The MoE Lane

Mixture-of-Experts models are the high-leverage case: Mixtral-8×7B is 47B params but only 13B active per token; DeepSeek-V3 is 671B with 37B active. Most experts sit cold. Without placement you OOM (all experts in VRAM) or crawl (all in RAM). With placement: hot in VRAM, warm in RAM, cold on NVMe — fits and fast.

The three tiers

Tier	Holds	Bound by
VRAM	always-active shared/attention layers, hot experts, KV working set	physical VRAM (hard ceiling)
Pinned RAM	warm experts, KV spill, prefetch staging	PCIe (~50 GB/s sustained, measured)
NVMe	cold experts (gated), cold KV	random-QD1 (≪ sequential — the number that matters)

No magic overflow — every byte has a declared home. CUDA Unified-Memory oversubscription is unavailable on Windows/WSL2 (NVIDIA-confirmed) and the wrong tool for decode even on Linux.

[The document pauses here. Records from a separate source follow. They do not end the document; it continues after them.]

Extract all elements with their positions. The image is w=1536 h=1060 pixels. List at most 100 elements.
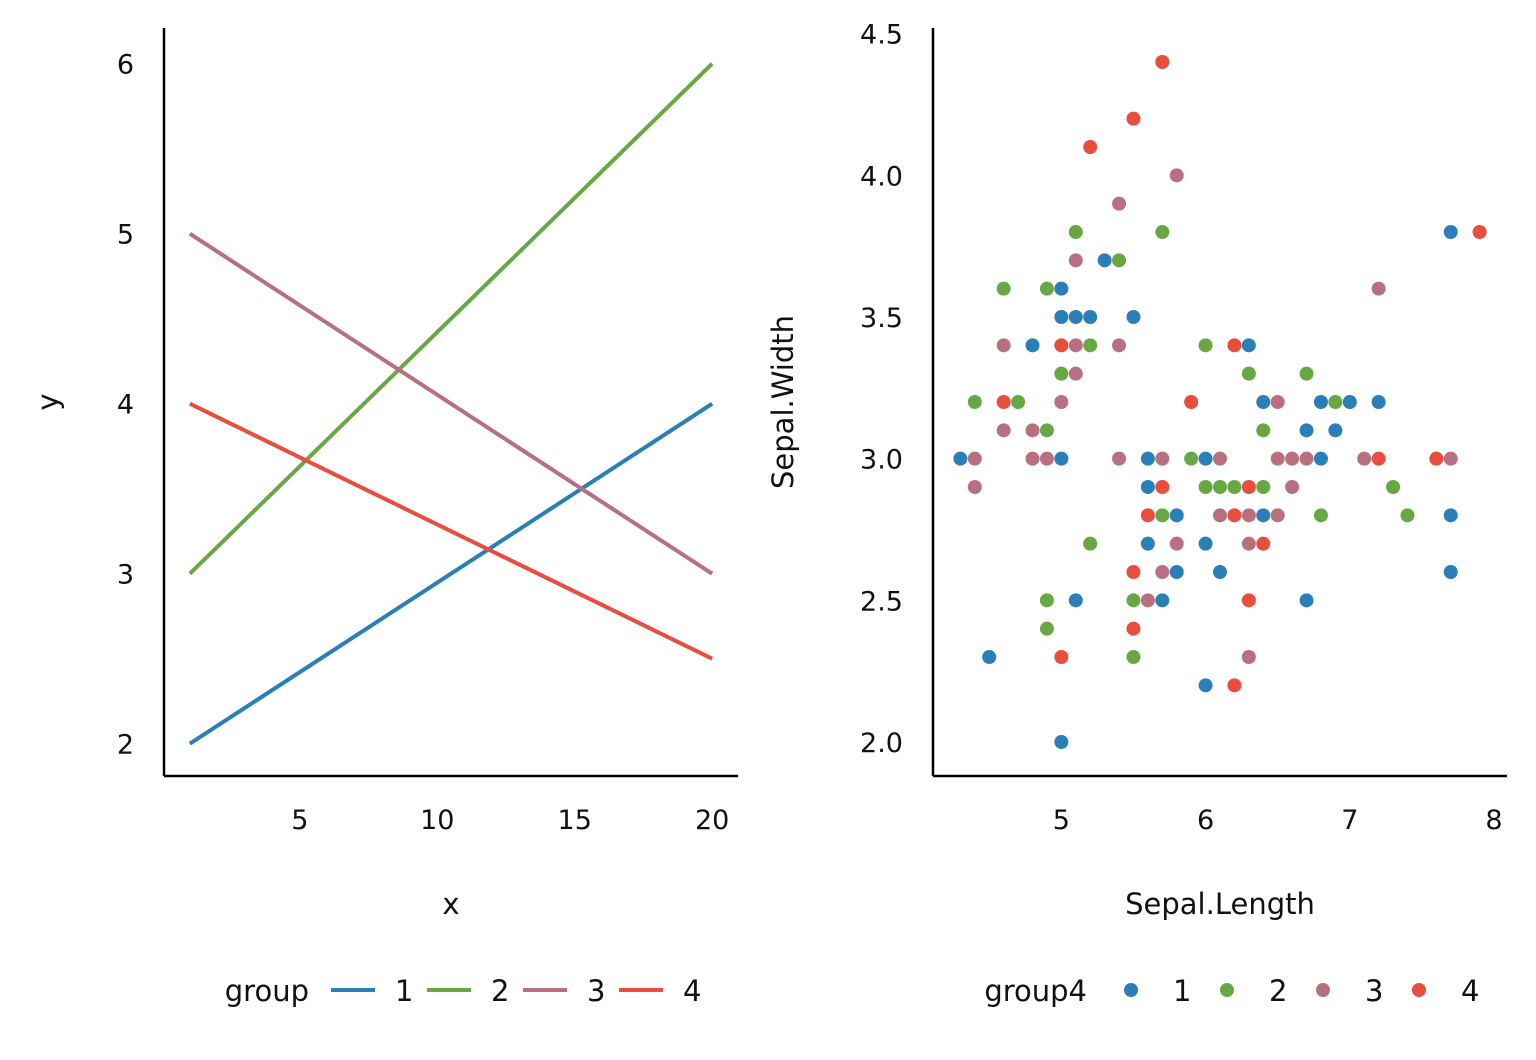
legend-item-4: 4 <box>619 974 701 1008</box>
legend-key-dot <box>1220 983 1234 997</box>
legend-label: 2 <box>1269 974 1287 1008</box>
x-tick-label: 6 <box>1197 805 1214 836</box>
data-point-group-3 <box>1270 451 1285 466</box>
data-point-group-1 <box>982 650 997 664</box>
data-point-group-3 <box>1054 395 1069 409</box>
data-point-group-3 <box>1213 508 1227 523</box>
data-point-group-4 <box>1184 395 1199 409</box>
data-point-group-2 <box>1155 508 1170 523</box>
data-point-group-1 <box>1443 565 1458 579</box>
data-point-group-3 <box>1213 451 1227 466</box>
data-point-group-4 <box>1155 480 1170 494</box>
data-point-group-1 <box>1313 395 1328 409</box>
data-point-group-4 <box>1371 451 1386 466</box>
data-point-group-3 <box>1155 451 1170 466</box>
scatter-chart-panel: 5 6 7 8 2.0 2.5 3.0 3.5 4.0 4.5 Sepal.Length Sepal.… <box>766 20 1507 1008</box>
data-point-group-4 <box>1241 480 1256 494</box>
data-point-group-3 <box>967 451 982 466</box>
legend-label: 1 <box>1173 974 1191 1008</box>
legend-title: group4 <box>984 974 1087 1008</box>
data-point-group-3 <box>1270 508 1285 523</box>
data-point-group-1 <box>1054 735 1069 749</box>
series-line-1 <box>188 402 714 746</box>
series-line-2 <box>188 62 714 576</box>
data-point-group-2 <box>1299 366 1314 381</box>
data-point-group-1 <box>1140 536 1155 551</box>
data-point-group-1 <box>1256 508 1271 523</box>
data-point-group-1 <box>1198 451 1213 466</box>
data-point-group-1 <box>1169 508 1184 523</box>
data-point-group-1 <box>1025 338 1040 353</box>
x-tick-label: 8 <box>1485 805 1502 836</box>
data-point-group-2 <box>1198 338 1213 353</box>
data-point-group-2 <box>1039 621 1054 636</box>
legend-item-1: 1 <box>1124 974 1191 1008</box>
data-point-group-1 <box>1083 310 1098 324</box>
data-point-group-3 <box>1285 451 1300 466</box>
legend-title: group <box>225 974 309 1008</box>
data-point-group-1 <box>1299 593 1314 608</box>
data-point-group-1 <box>1198 536 1213 551</box>
y-tick-label: 3.5 <box>860 303 903 334</box>
legend-item-2: 2 <box>1220 974 1287 1008</box>
data-point-group-3 <box>1443 451 1458 466</box>
data-point-group-1 <box>1140 451 1155 466</box>
data-point-group-3 <box>1299 451 1314 466</box>
legend-label: 3 <box>587 974 605 1008</box>
data-point-group-1 <box>1155 593 1170 608</box>
data-point-group-2 <box>1386 480 1401 494</box>
x-tick-label: 15 <box>558 805 592 836</box>
data-point-group-4 <box>1140 508 1155 523</box>
data-point-group-3 <box>1270 395 1285 409</box>
legend-label: 1 <box>395 974 413 1008</box>
data-point-group-2 <box>1083 536 1098 551</box>
data-point-group-2 <box>1198 480 1213 494</box>
legend-item-3: 3 <box>523 974 605 1008</box>
data-point-group-1 <box>1054 310 1069 324</box>
data-point-group-2 <box>1256 423 1271 438</box>
data-point-group-2 <box>996 281 1011 296</box>
data-point-group-4 <box>1227 678 1242 693</box>
data-point-group-1 <box>1313 451 1328 466</box>
data-point-group-3 <box>1068 253 1083 268</box>
data-point-group-4 <box>1429 451 1444 466</box>
legend-item-4: 4 <box>1412 974 1479 1008</box>
data-point-group-3 <box>1140 593 1155 608</box>
data-point-group-2 <box>1184 451 1199 466</box>
data-point-group-3 <box>1357 451 1372 466</box>
data-point-group-2 <box>1011 395 1026 409</box>
y-axis-title: y <box>31 393 65 410</box>
line-chart-panel: 5 10 15 20 2 3 4 5 6 x y group 1 2 3 4 <box>31 28 738 1008</box>
data-point-group-3 <box>1371 281 1386 296</box>
data-point-group-3 <box>1112 451 1127 466</box>
x-axis-title: x <box>442 887 459 921</box>
series-line-3 <box>188 232 714 576</box>
data-point-group-4 <box>1155 55 1170 69</box>
legend-item-2: 2 <box>427 974 509 1008</box>
data-point-group-1 <box>1140 480 1155 494</box>
data-point-group-3 <box>1241 508 1256 523</box>
data-point-group-4 <box>1126 621 1141 636</box>
data-point-group-2 <box>1400 508 1415 523</box>
data-point-group-2 <box>1126 593 1141 608</box>
y-tick-label: 3 <box>117 560 134 591</box>
data-point-group-1 <box>1328 423 1343 438</box>
data-point-group-2 <box>1256 480 1271 494</box>
data-point-group-4 <box>1241 593 1256 608</box>
series-line-4 <box>188 401 714 661</box>
legend-key-dot <box>1124 983 1138 997</box>
x-tick-label: 7 <box>1341 805 1358 836</box>
data-point-group-3 <box>1241 650 1256 664</box>
data-point-group-1 <box>1068 593 1083 608</box>
x-tick-label: 5 <box>291 805 308 836</box>
data-point-group-1 <box>1443 508 1458 523</box>
data-point-group-2 <box>1054 366 1069 381</box>
data-point-group-1 <box>1097 253 1112 268</box>
data-point-group-3 <box>1025 451 1040 466</box>
data-point-group-4 <box>1083 140 1098 154</box>
legend: group 1 2 3 4 <box>225 974 702 1008</box>
data-point-group-2 <box>1126 650 1141 664</box>
data-point-group-1 <box>1299 423 1314 438</box>
legend-item-3: 3 <box>1316 974 1383 1008</box>
data-point-group-2 <box>967 395 982 409</box>
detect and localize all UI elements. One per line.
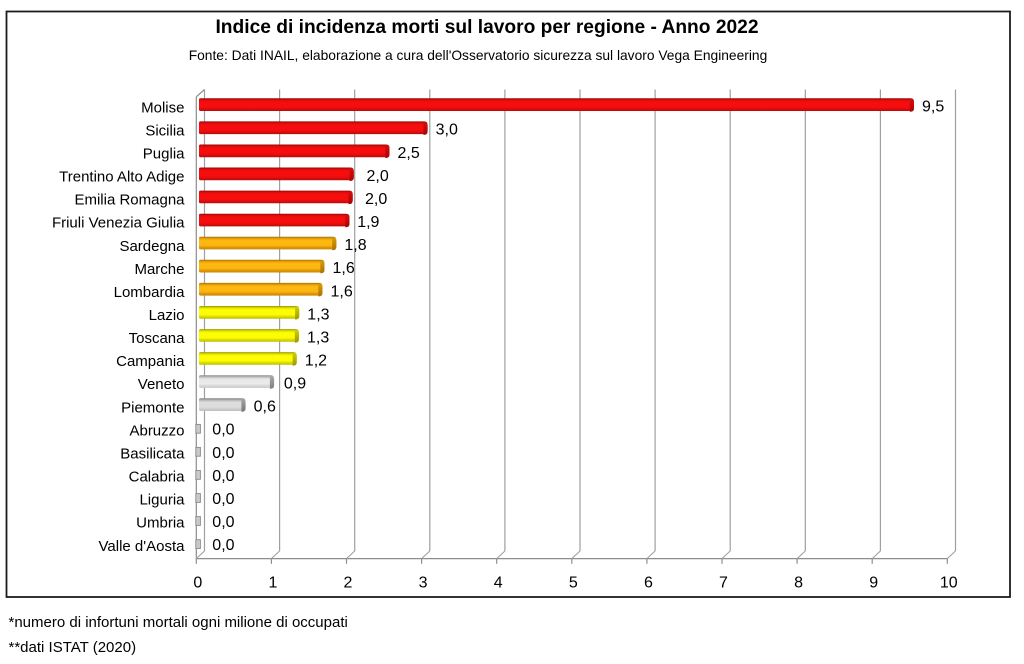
svg-text:Lombardia: Lombardia	[114, 284, 186, 301]
svg-text:Emilia Romagna: Emilia Romagna	[74, 192, 185, 209]
svg-text:1: 1	[268, 574, 277, 591]
svg-text:Marche: Marche	[134, 261, 184, 278]
svg-text:3: 3	[419, 574, 428, 591]
svg-text:1,6: 1,6	[331, 283, 353, 300]
svg-text:10: 10	[940, 574, 958, 591]
svg-text:1,3: 1,3	[307, 306, 329, 323]
svg-text:Sardegna: Sardegna	[119, 238, 185, 255]
svg-text:Calabria: Calabria	[129, 469, 186, 486]
svg-text:0,0: 0,0	[212, 537, 234, 554]
svg-text:Piemonte: Piemonte	[121, 399, 184, 416]
svg-text:1,6: 1,6	[333, 260, 355, 277]
svg-text:7: 7	[719, 574, 728, 591]
svg-text:9: 9	[869, 574, 878, 591]
svg-text:Puglia: Puglia	[143, 146, 185, 163]
svg-text:3,0: 3,0	[436, 122, 458, 139]
svg-text:0,0: 0,0	[212, 422, 234, 439]
svg-text:0,9: 0,9	[284, 376, 306, 393]
svg-text:Molise: Molise	[141, 99, 184, 116]
svg-text:Umbria: Umbria	[136, 515, 185, 532]
svg-text:2,0: 2,0	[367, 168, 389, 185]
svg-text:2: 2	[344, 574, 353, 591]
svg-text:Sicilia: Sicilia	[145, 122, 185, 139]
svg-text:Valle d'Aosta: Valle d'Aosta	[99, 538, 186, 555]
svg-text:0,0: 0,0	[212, 514, 234, 531]
svg-text:1,3: 1,3	[307, 329, 329, 346]
svg-text:0,6: 0,6	[254, 399, 276, 416]
svg-text:Campania: Campania	[116, 353, 185, 370]
svg-text:Liguria: Liguria	[139, 492, 185, 509]
svg-text:6: 6	[644, 574, 653, 591]
svg-text:4: 4	[494, 574, 503, 591]
svg-text:0,0: 0,0	[212, 491, 234, 508]
svg-text:2,0: 2,0	[365, 191, 387, 208]
svg-text:1,9: 1,9	[357, 214, 379, 231]
svg-text:5: 5	[569, 574, 578, 591]
svg-text:Veneto: Veneto	[138, 376, 185, 393]
svg-text:9,5: 9,5	[922, 99, 944, 116]
svg-text:0,0: 0,0	[212, 468, 234, 485]
svg-text:Abruzzo: Abruzzo	[129, 422, 184, 439]
svg-text:Friuli Venezia Giulia: Friuli Venezia Giulia	[52, 215, 185, 232]
svg-text:0,0: 0,0	[212, 445, 234, 462]
svg-text:2,5: 2,5	[398, 145, 420, 162]
svg-text:1,2: 1,2	[305, 353, 327, 370]
svg-text:Basilicata: Basilicata	[120, 446, 185, 463]
svg-text:Lazio: Lazio	[149, 307, 185, 324]
svg-text:Trentino Alto Adige: Trentino Alto Adige	[59, 169, 184, 186]
svg-text:1,8: 1,8	[344, 237, 366, 254]
svg-text:8: 8	[794, 574, 803, 591]
svg-text:Toscana: Toscana	[129, 330, 186, 347]
svg-text:0: 0	[193, 574, 202, 591]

What ships today: per-layer tiering

llama.cpp --n-cpu-moe N keeps attention + shared layers in VRAM and routes the first N MoE layers’ experts to CPU RAM (computed on CPU, KTransformers-style — not PCIe streaming). Raise N to fit, lower for speed. The planner computes the minimal N that fits VRAM, and refuses if even all-experts-on-CPU won’t clear the floor.

Proven live on Qwen3-30B-A3B-Q4_K_M (RTX 5090, in-container):

N	ceiling tok/s	measured decode	realized	floor
0	738	302.4	41% (overhead-bound)	cleared
24	69	41.9	61% (CPU-bw-bound)	cleared
48	36	20.4	56%	cleared

The recalibration loop

The closed-form decode estimate is a roofline ceiling — peak bandwidth, zero overhead, a true upper bound. Real decode is a fraction of it. So the planner emits a calibrated forecast with a band:

ceiling (closed form) × realized efficiency (measured) = calibrated forecast ± band

A receipt records measured ÷ ceiling as a calibration point; the next plan scales its ceiling by the fitted efficiency. The verifier is a real llama-bench run — a different mechanism than the planner’s math.

Per-expert tiering is gated on a measurement

True hot/warm/cold tiering within a layer needs a runtime expert-slot cache, because stock llama.cpp stores a layer’s experts as one fused tensor (-ot is per-layer only). Before building that cache for a model, the concentration gate measures whether the routing is even skewed enough to be worth it. On Qwen3-30B-A3B it isn’t (near-uniform) — so the per-layer hot tier ships now, and the per-expert cache waits for a model that passes the gate.